Capital Gain or Loss
According to the IRS, taxpayers realize a capital gain or loss from the following virtual currency transactions:
Selling virtual currency for real currency: The gain or loss is the difference between the taxpayer’s adjusted basis in the virtual currency and the amount received in exchange for the virtual currency. A taxpayer’s basis in virtual currency is the amount he or she paid to acquire it or, if received as payment for services or as the result of a hard fork, the fair market value of the virtual currency when received.
Paying for services: The gain or loss is the difference between the fair market value of the services received and the taxpayer’s adjusted basis in the virtual currency exchanged.
Exchanging for other property: The gain or loss is the difference between the fair market value of the property received and the taxpayer’s adjusted basis in the virtual currency.
The character of the capital gain or loss as short-term or long-term depends upon whether or not the taxpayer held the virtual currency for more than one year before entering into any of the transactions listed above.
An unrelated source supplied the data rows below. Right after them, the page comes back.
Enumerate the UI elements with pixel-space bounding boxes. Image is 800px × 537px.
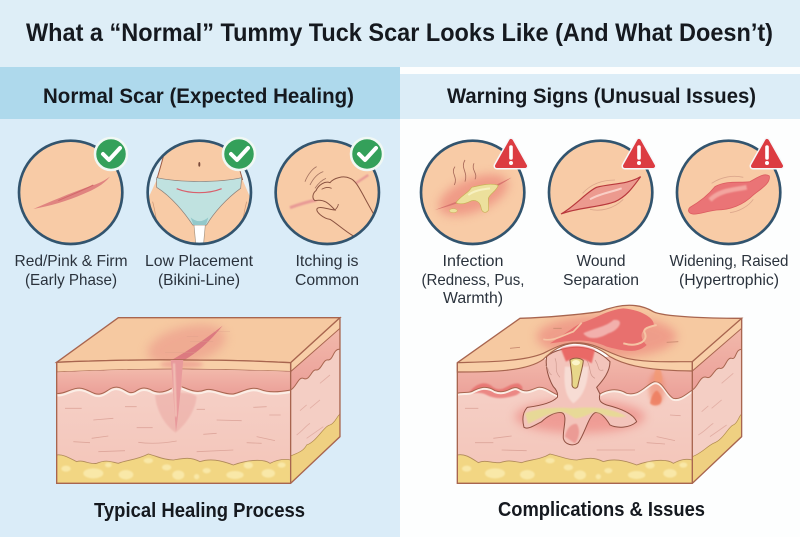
panel: warning sign icons (421, 141, 788, 307)
label: warmth: Warmth) (443, 290, 503, 307)
icon: wound separation (549, 141, 652, 244)
icon: widening raised scar (677, 141, 780, 244)
icon: red pink firm scar (19, 141, 122, 244)
label: low placement: Low Placement (145, 253, 254, 270)
label: wound: Wound (576, 253, 626, 270)
icon: warning triangle 3 (753, 141, 781, 166)
caption: typical healing: Typical Healing Process (94, 500, 305, 522)
icon: itching (276, 141, 380, 244)
skin diagram: typical healing (57, 318, 340, 483)
icon: check badge 1 (95, 138, 127, 170)
label: red pink firm: Red/Pink & Firm (14, 253, 128, 270)
panel: normal scar icons (14, 138, 383, 289)
label: bikini line: (Bikini-Line) (158, 272, 240, 289)
label: infection: Infection (442, 253, 504, 270)
skin diagram: complications (457, 305, 742, 483)
icon: warning triangle 2 (625, 141, 653, 166)
panel: normal scar header (0, 67, 400, 119)
heading: warning signs: Warning Signs (Unusual Issues) (447, 85, 756, 108)
icon: infection (421, 141, 524, 244)
icon: check badge 3 (351, 138, 383, 170)
label: common: Common (295, 272, 359, 289)
panel: warning signs header (400, 74, 800, 119)
label: redness pus: (Redness, Pus, (422, 272, 524, 289)
label: hypertrophic: (Hypertrophic) (679, 272, 779, 289)
label: early phase: (Early Phase) (25, 272, 117, 289)
title band (0, 0, 800, 67)
label: itching is: Itching is (296, 253, 358, 270)
heading: normal scar: Normal Scar (Expected Healing) (43, 85, 354, 108)
icon: warning triangle 1 (497, 141, 525, 166)
panel: left background (0, 119, 400, 537)
title: What a “Normal” Tummy Tuck Scar Looks Like (And What Doesn’t) (26, 19, 773, 47)
icon: low placement (147, 141, 252, 247)
caption: complications: Complications & Issues (498, 499, 705, 521)
label: widening raised: Widening, Raised (670, 253, 788, 270)
icon: check badge 2 (223, 138, 255, 170)
label: separation: Separation (563, 272, 639, 289)
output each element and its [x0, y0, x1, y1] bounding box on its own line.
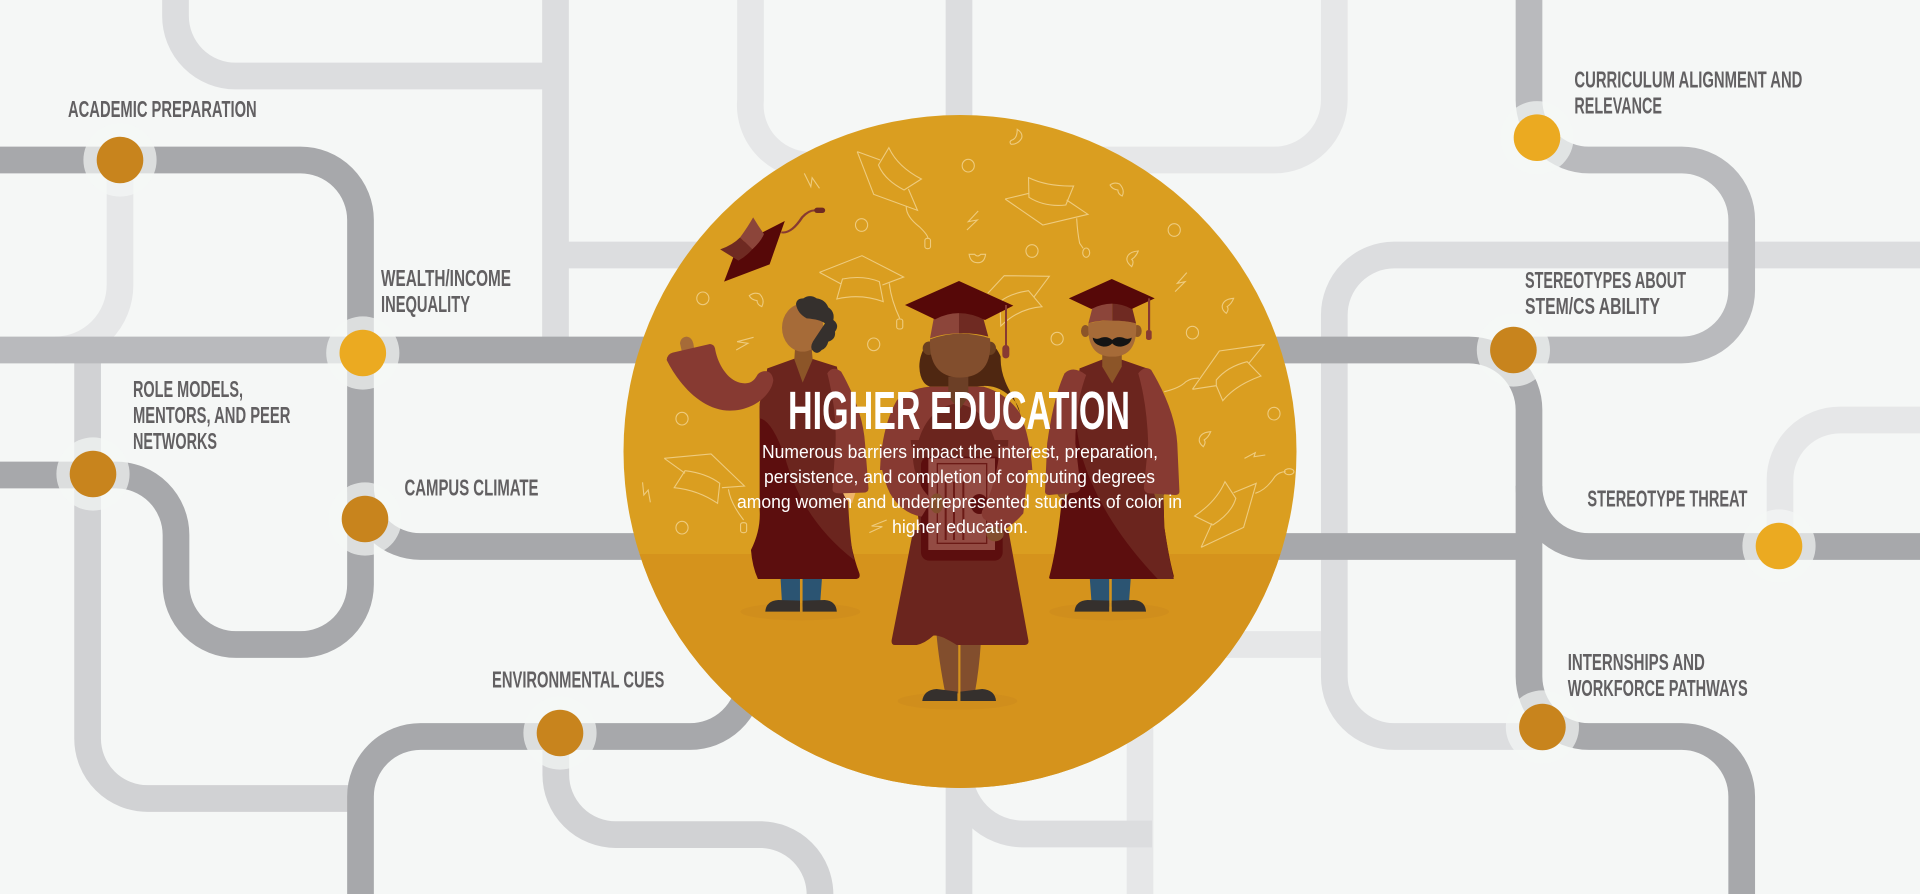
node: internships and workforce pathways [1506, 649, 1748, 764]
title: HIGHER EDUCATION [788, 381, 1130, 441]
node: role models [56, 376, 290, 511]
description text: Numerous barriers impact the interest, preparation, [762, 442, 1158, 462]
description text: among women and underrepresented students of color in [737, 492, 1182, 512]
doodles: flying caps, circles, squiggles [643, 129, 1294, 547]
node: academic preparation [68, 96, 257, 197]
mid-tone network lines [0, 0, 1742, 350]
figure: left graduate [667, 296, 868, 620]
node: curriculum alignment: RELEVANCE [1574, 93, 1662, 119]
figure: right graduate [1045, 279, 1179, 620]
description text: persistence, and completion of computing degrees [764, 467, 1155, 487]
node: stereotype threat: STEREOTYPE THREAT [1587, 486, 1748, 512]
node: internships and workforce pathways: WORKFORCE PATHWAYS [1568, 675, 1748, 701]
node: wealth/income inequality: WEALTH/INCOME [381, 265, 511, 291]
description text: higher education. [892, 517, 1028, 537]
node: campus climate [328, 474, 538, 556]
node: stereotype threat [1587, 486, 1816, 583]
node: environmental cues [492, 666, 664, 770]
node: environmental cues: ENVIRONMENTAL CUES [492, 666, 664, 692]
figure: center graduate [880, 281, 1032, 710]
node: internships and workforce pathways: INTERNSHIPS AND [1568, 649, 1705, 675]
node: stereotypes about STEM/CS ability [1477, 267, 1686, 387]
icon: mustache [1093, 337, 1132, 347]
node: stereotypes about STEM/CS ability: STEREOTYPES ABOUT [1525, 267, 1686, 293]
node: role models: MENTORS, AND PEER [133, 402, 290, 428]
central circle [600, 115, 1320, 794]
node: wealth/income inequality: INEQUALITY [381, 291, 470, 317]
node: role models: ROLE MODELS, [133, 376, 243, 402]
description text [737, 442, 1182, 537]
node: curriculum alignment [1500, 66, 1802, 174]
node: role models: NETWORKS [133, 428, 217, 454]
node: academic preparation: ACADEMIC PREPARATION [68, 96, 257, 122]
node: stereotypes about STEM/CS ability: STEM/CS ABILITY [1525, 293, 1660, 319]
node: campus climate: CAMPUS CLIMATE [404, 474, 538, 500]
thrown graduation cap [720, 208, 825, 282]
node: wealth/income inequality [326, 265, 511, 390]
If the taxpayer held the virtual currency for one year or less before selling or exchanging it, then the gain or loss is short- term. If the taxpayer held the virtual currency for more than one year before selling or exchanging it, then the gain or loss is long-term.
Ordinary Income
According to the IRS, taxpayers realize ordinary income from the following virtual currency transactions:
Receiving virtual currency as payment for services rendered: The amount of income is the fair market value of the virtual currency when received. In an “on-chain” transaction, virtual currency is considered received on the date and at the time the transaction is recorded on the distributed ledger. If the services are performed by an independent contractor, then the income is self-employment income. If the services are performed by an employee, then the income constitutes wages for employment tax purposes.
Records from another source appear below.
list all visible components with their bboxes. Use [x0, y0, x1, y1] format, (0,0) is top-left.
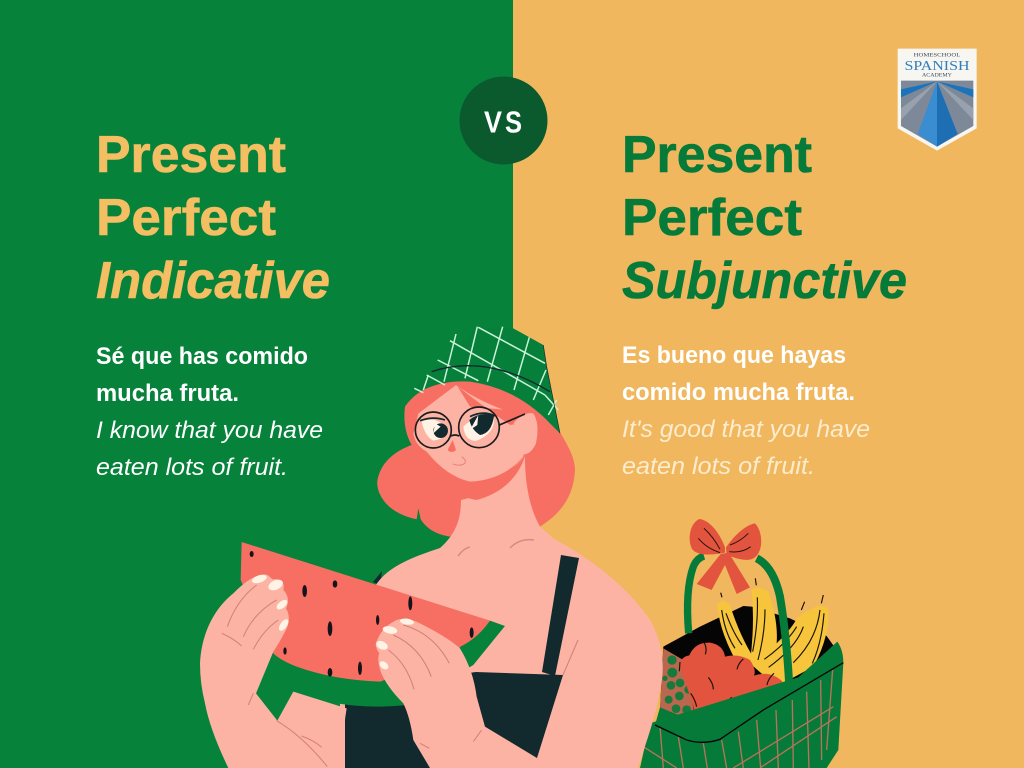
panel: green left background: [0, 0, 513, 768]
head: [405, 327, 567, 550]
panel: yellow right background: [513, 0, 1024, 768]
neck: [440, 457, 567, 550]
illustration: fruit basket: [640, 519, 843, 768]
dress strap back: [373, 571, 382, 585]
hair under chin shadow: [435, 457, 525, 500]
logo: homeschool spanish academy shield: SPANISH: [904, 59, 969, 74]
watermelon: [241, 542, 505, 721]
heading: present perfect indicative: Present: [96, 126, 286, 184]
logo: homeschool spanish academy shield: HOMESCHOOL: [914, 53, 960, 59]
vs badge: V: [484, 104, 502, 140]
text block: subjunctive example: eaten lots of fruit.: [622, 453, 815, 480]
logo: homeschool spanish academy shield: [898, 49, 977, 151]
text block: indicative example: mucha fruta.: [96, 380, 239, 407]
text block: subjunctive example: [622, 342, 870, 480]
collarbone lines: [458, 540, 534, 556]
eyes: [420, 413, 495, 441]
rind: [256, 621, 505, 721]
flesh: [241, 542, 490, 682]
text block: subjunctive example: It's good that you have: [622, 416, 870, 443]
grapes: [660, 648, 697, 723]
arm crease: [563, 640, 578, 675]
black dress: [345, 555, 579, 768]
basket rim: [655, 642, 843, 742]
text block: indicative example: I know that you have: [96, 417, 323, 444]
text block: subjunctive example: comido mucha fruta.: [622, 379, 855, 406]
nose and mouth: [448, 440, 456, 452]
basket handle: [688, 556, 704, 633]
left hand and arm: [200, 573, 347, 768]
text block: indicative example: Sé que has comido: [96, 343, 308, 370]
hat: [414, 327, 560, 433]
text block: indicative example: eaten lots of fruit.: [96, 454, 288, 481]
logo: homeschool spanish academy shield: ACADEMY: [922, 74, 953, 79]
heading: present perfect subjunctive: Present: [622, 126, 812, 184]
hair back: [377, 380, 575, 537]
face: [413, 385, 526, 482]
basket body with lattice: [640, 663, 843, 768]
vs badge: [460, 76, 548, 164]
text block: subjunctive example: Es bueno que hayas: [622, 342, 846, 369]
glasses: [415, 407, 525, 448]
body and shoulders: [340, 490, 663, 768]
heading: present perfect indicative: [96, 126, 330, 310]
illustration: woman with watermelon: [200, 327, 663, 768]
basket interior: [660, 606, 837, 730]
heading: present perfect subjunctive: Subjunctive: [622, 252, 907, 310]
heading: present perfect indicative: Perfect: [96, 189, 276, 247]
vs badge: S: [505, 104, 522, 140]
seeds: [250, 551, 474, 677]
red apples: [680, 643, 783, 724]
text block: indicative example: [96, 343, 323, 481]
bananas: [717, 578, 828, 687]
right hand and forearm: [375, 618, 545, 768]
heading: present perfect subjunctive: [622, 126, 907, 310]
heading: present perfect indicative: Indicative: [96, 252, 330, 310]
ear: [513, 413, 537, 454]
heading: present perfect subjunctive: Perfect: [622, 189, 802, 247]
fringe hair: [405, 384, 540, 433]
red bow: [690, 519, 761, 594]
Receiving new virtual currency after a hard fork: The amount of income is the fair market value of the new currency when received if the taxpayer has “dominion and control” over the new currency enabling him or her to transfer, sell, exchange, or otherwise dispose of the new currency. A “hard fork” occurs when a protocol change results in a permanent diversion from the legacy distributed ledger.
No Income or Loss
According to the IRS, the following virtual currency transactions do not generate income or loss for federal income tax purposes:
Transferring virtual currency between wallets: Transfers between a taxpayer’s own wallets, addresses, or accounts is not a taxable event even if the transfer results in a return of information from an exchange or platform.
A soft fork: A taxpayer does not have income as the result of a soft fork, which occurs when a distributed ledger undergoes a protocol change that does not result in a diversion of the ledger and thus does not result in the creation of a new virtual currency.
Receiving virtual currency as a bona fide gift: The receipt of virtual currency as a bona fide gift is not a taxable event to the recipient.
Donating virtual currency: The donation of virtual currency to a charitable organization described in IRC Section 170(c) does not generate income, gain, or loss to the donor.
The Build Back Better Act
The proposed Build Back Better Act would expand the wash-sales rules under IRC Section 1091 to apply to new asset classes (including commodities, foreign currencies, and virtual currencies) and related-party transactions. The bill would also include virtual currencies in the constructive sale rules under IRC Section 1259. While passage of the Act is uncertain, Congress is likely to include these provisions in other legislation if the Build Back Better Act is not passed.